1. Мойка машин, с изображением рыбы - намек на эпоху Водолея, т.е. христианство.





2. Реклама детского сада - лотосные стопы Кришны.

----------


## Raja Kumari dasi

> А потом жалею, редактирую... учиться, учиться, и еще раз учиться


Я тоже редактирую, это правильно, контроль речи  :smilies: 
И с визуальными образами надо аккуратно, вы правильно понимаете.  




> с изображением рыбы - намек на эпоху Водолея, т.е. христианство.

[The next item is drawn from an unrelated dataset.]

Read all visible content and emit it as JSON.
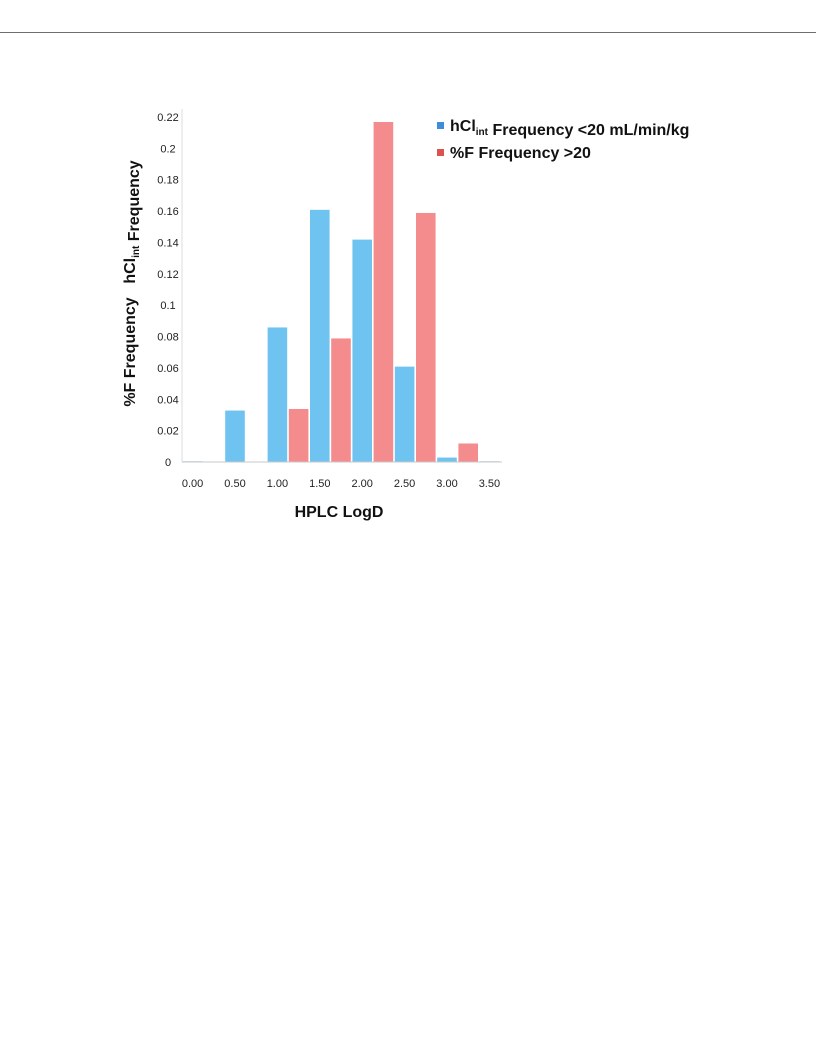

Надо же, вот люди... не просто так ходят на работу )) 




> лотосные стопы Кришны.


Ок )

----------


## Raja Kumari dasi

*Одна "безобидная" идея* 

Реализована российскими рекламщиками в конце 2019. 
Я увидела ее в нашем городе на остановке где-то в ноябре. 
Интересно, а во время пандемии ее еще где-то продолжают использовать? 
Или уже не смешно?

----------


## Сергей Х.

*Биоразлагаемые изделия из бумаги с семенами.*


Выпил кофе - посади семечко: новые технологии от производителей экопосуды.fb

Биоразлагаемые сигаретные фильтры с семенами деревьев.nlo-mir

Живая бумага: как из открыток получаются цветы.gorod-plus

----------


## Raja Kumari dasi

Открытка - подарок, и цветы - подарок. Это хорошая идея.  
Правда, опять-таки, это все баловство для рафинированных горожан, "ой цветочки"... но по крайней мере, разработчики понимают про "маркеры экологии" - это уже неплохо. 

А вот предлагать смолить или нагревать семена (чьи-то тела) ради возвышения сознания 
безразличных и к своему-то здоровью курильщиков и кофеманов - это полнейшая бессмыслица )

----------


## Сергей Х.

Использование данных изделий из бумаги демонстрируют как можно использовать один и тот же продукт - семенную бумагу. Конечно результат в данных вариантах проявится по своему. Быть может, и выкинутый мимо урны проросший фильтр заставит кого-то задуматься об экологии.

Теперь карандаш действительно можно "посеять"...

----------